Understanding the updated Shared Responsibility Model

When you deploy AWS Outposts infrastructure into your data centers or co-location facilities, you take on additional responsibilities in the AWS Shared Responsibility model. For example, in the Region, AWS provides diverse power sources, redundant core networking, and resilient Wide Area Network (WAN) connectivity to ensure services are available in the event of one or more component failures.

With Outposts, you are responsible for providing resilient power and network connectivity to the Outpost racks to meet your availability requirements for workloads running on Outposts.

Diagram showing the AWS Shared Responsibility Model updated for AWS Outposts

AWS Shared Responsibility Model updated for AWS Outposts

With AWS Outposts, you are responsible for the physical security and access controls of the data center environment. You must provide sufficient power, space, and cooling to keep the Outpost operational and network connections to connect the Outpost back to the Region.

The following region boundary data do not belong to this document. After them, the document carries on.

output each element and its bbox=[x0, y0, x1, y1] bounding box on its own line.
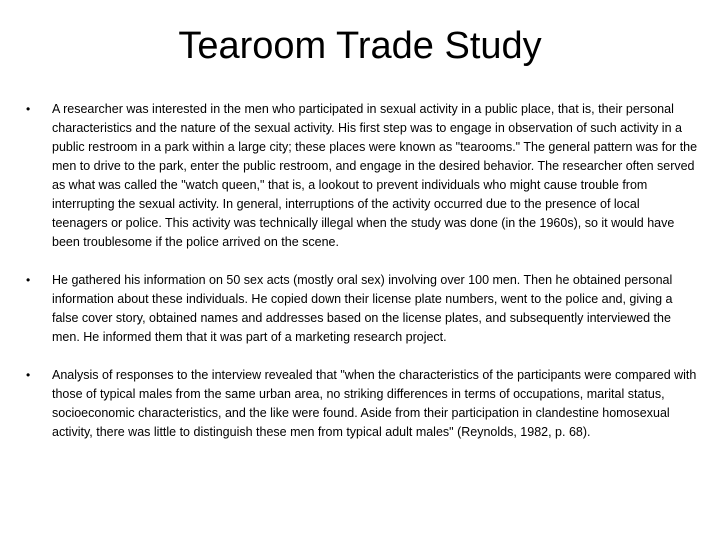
bullet-item bbox=[26, 271, 698, 347]
bullet-icon: • bbox=[26, 102, 31, 116]
bullet-text: He gathered his information on 50 sex acts (mostly oral sex) involving over 100 men. Then he obtained personal information about these individuals. He copied down their license plate numbers, went to the police and, giving a false cover story, obtained names and addresses based on the license plates, and subsequently interviewed the men. He informed them that it was part of a marketing research project. bbox=[52, 273, 673, 344]
bullet-icon: • bbox=[26, 368, 31, 382]
slide-title: Tearoom Trade Study bbox=[178, 25, 542, 67]
bullet-text: Analysis of responses to the interview revealed that "when the characteristics of the participants were compared with those of typical males from the same urban area, no striking differences in terms of occupations, marital status, socioeconomic characteristics, and the like were found. Aside from their participation in clandestine homosexual activity, there was little to distinguish these men from typical adult males" (Reynolds, 1982, p. 68). bbox=[52, 368, 697, 439]
bullet-icon: • bbox=[26, 273, 31, 287]
bullet-text: A researcher was interested in the men who participated in sexual activity in a public place, that is, their personal characteristics and the nature of the sexual activity. His first step was to engage in observation of such activity in a public restroom in a park within a large city; these places were known as "tearooms." The general pattern was for the men to drive to the park, enter the public restroom, and engage in the desired behavior. The researcher often served as what was called the "watch queen," that is, a lookout to prevent individuals who might cause trouble from interrupting the sexual activity. In general, interruptions of the activity occurred due to the presence of local teenagers or police. This activity was technically illegal when the study was done (in the 1960s), so it would have been troublesome if the police arrived on the scene. bbox=[52, 102, 698, 249]
bullet-list bbox=[26, 100, 698, 461]
bullet-item bbox=[26, 366, 698, 442]
bullet-item bbox=[26, 100, 698, 252]
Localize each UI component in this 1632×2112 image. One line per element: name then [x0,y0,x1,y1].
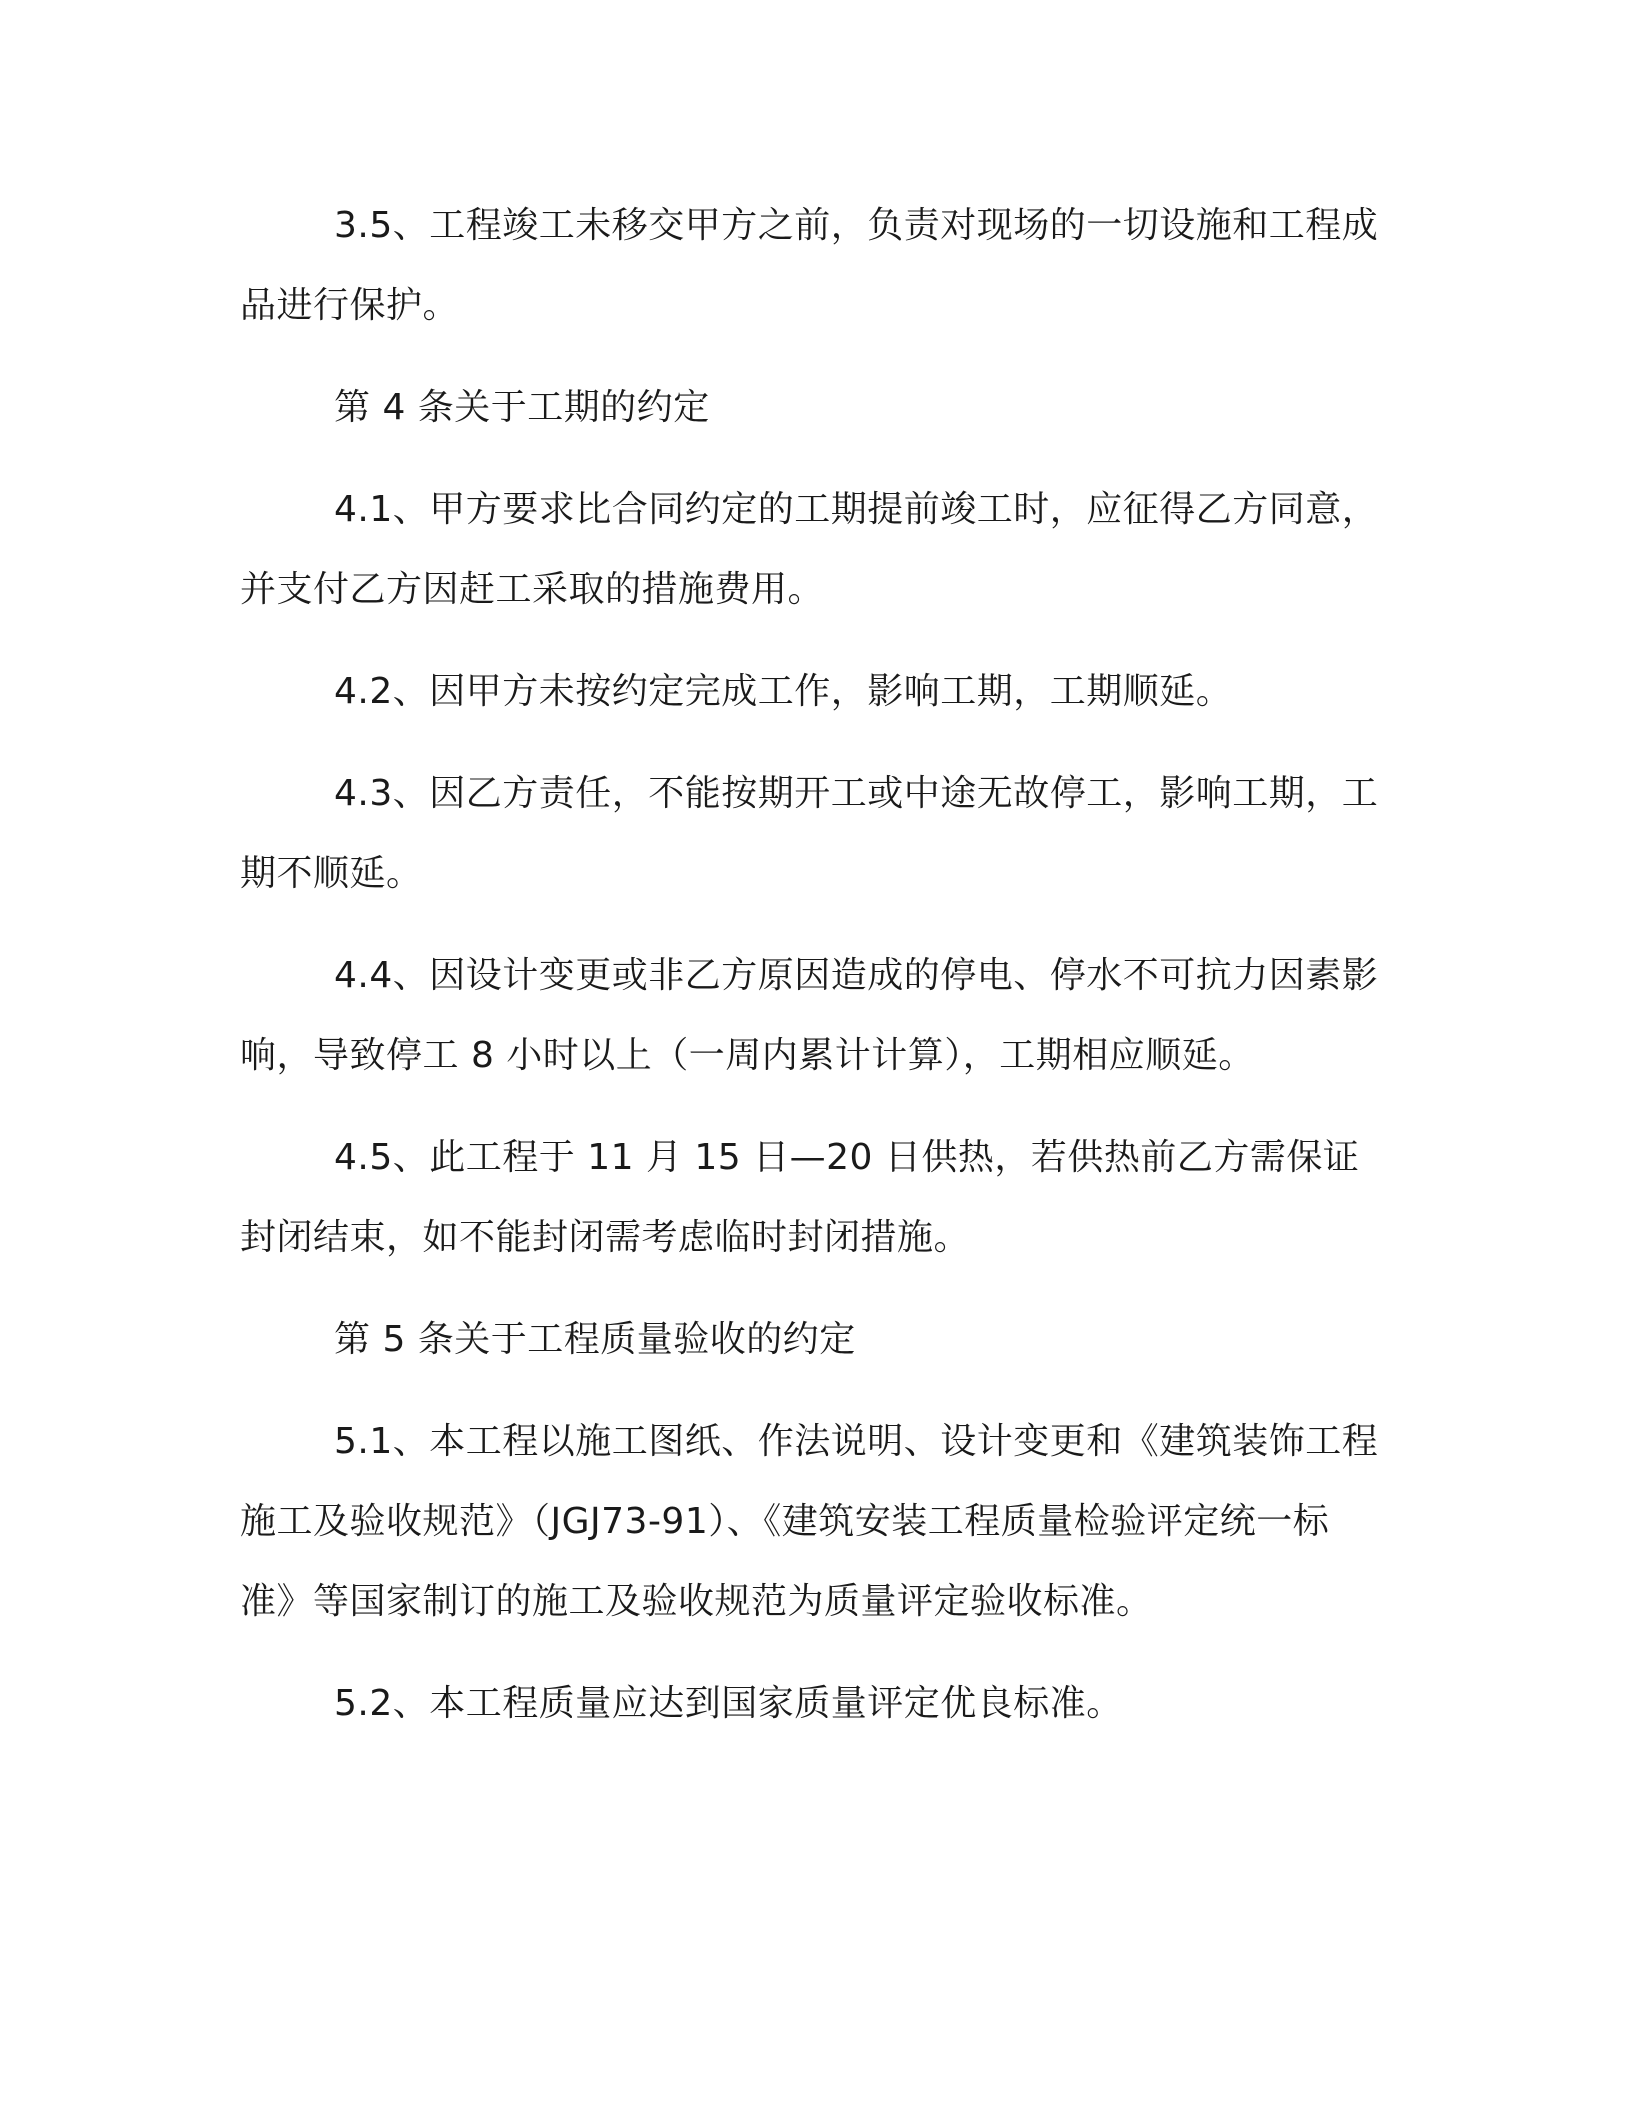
clause-4-5: 4.5、此工程于 11 月 15 日—20 日供热，若供热前乙方需保证封闭结束，如不能封闭需考虑临时封闭措施。 [240,1137,1360,1258]
clause-5-2: 5.2、本工程质量应达到国家质量评定优良标准。 [334,1683,1123,1724]
clause-5-1: 5.1、本工程以施工图纸、作法说明、设计变更和《建筑装饰工程施工及验收规范》（JGJ73-91）、《建筑安装工程质量检验评定统一标准》等国家制订的施工及验收规范为质量评定验收标准。 [240,1421,1379,1622]
clause-3-5: 3.5、工程竣工未移交甲方之前，负责对现场的一切设施和工程成品进行保护。 [240,205,1379,326]
clause-4-1: 4.1、甲方要求比合同约定的工期提前竣工时，应征得乙方同意，并支付乙方因赶工采取的措施费用。 [240,489,1379,610]
clause-4-2: 4.2、因甲方未按约定完成工作，影响工期，工期顺延。 [334,671,1233,712]
article-4-heading: 第 4 条关于工期的约定 [334,387,710,428]
clause-4-4: 4.4、因设计变更或非乙方原因造成的停电、停水不可抗力因素影响，导致停工 8 小时以上（一周内累计计算），工期相应顺延。 [240,955,1379,1076]
article-5-heading: 第 5 条关于工程质量验收的约定 [334,1319,856,1360]
document-page [240,186,1380,1766]
clause-4-3: 4.3、因乙方责任，不能按期开工或中途无故停工，影响工期，工期不顺延。 [240,773,1379,894]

Since Outpost capacity is finite and determined by the size and number of racks AWS installs at your site, you must decide how much EC2, EBS, and S3 on Outposts capacity you need to run your initial workloads, accommodate future growth, and to provide extra capacity to mitigate server failures and maintenance events.

AWS is responsible for the availability of the Outposts infrastructure including the power supplies, servers, and networking equipment within the AWS Outposts racks. AWS also manages the virtualization hypervisor, storage systems, and the AWS services that run on Outposts.

A central power shelf in each Outposts rack converts from AC to DC power and supplies power to servers in the rack via a bus bar architecture. With the bus bar architecture, half the power supplies in the rack can fail and all the servers will continue to run uninterrupted.


          Photographs showing AWS Outposts AC-to-DC power supplies and bus bar power
            distribution
        
          Photographs showing AWS Outposts AC-to-DC power supplies and bus bar power
            distribution

Figure 3 - AWS Outposts AC-to-DC power supplies and bus bar power distribution

The network switches and cabling within and between the Outposts racks are also fully redundant. A fiber patch panel provides connectivity between an Outpost rack and the on-premises network and serves as the demarcation point between the customer-managed data center environment and the managed AWS Outposts environment.

Just like in the Region, AWS is responsible for the cloud services offered on Outposts and takes on additional responsibilities as you select and deploy higher-level managed services like Amazon RDS on Outposts. You should review the AWS Shared Responsibility Model and the Frequently Asked Questions (FAQ) pages for individual services as you consider and select services to deploy on Outposts. These resources provide additional details on the division of responsibilities between you and AWS.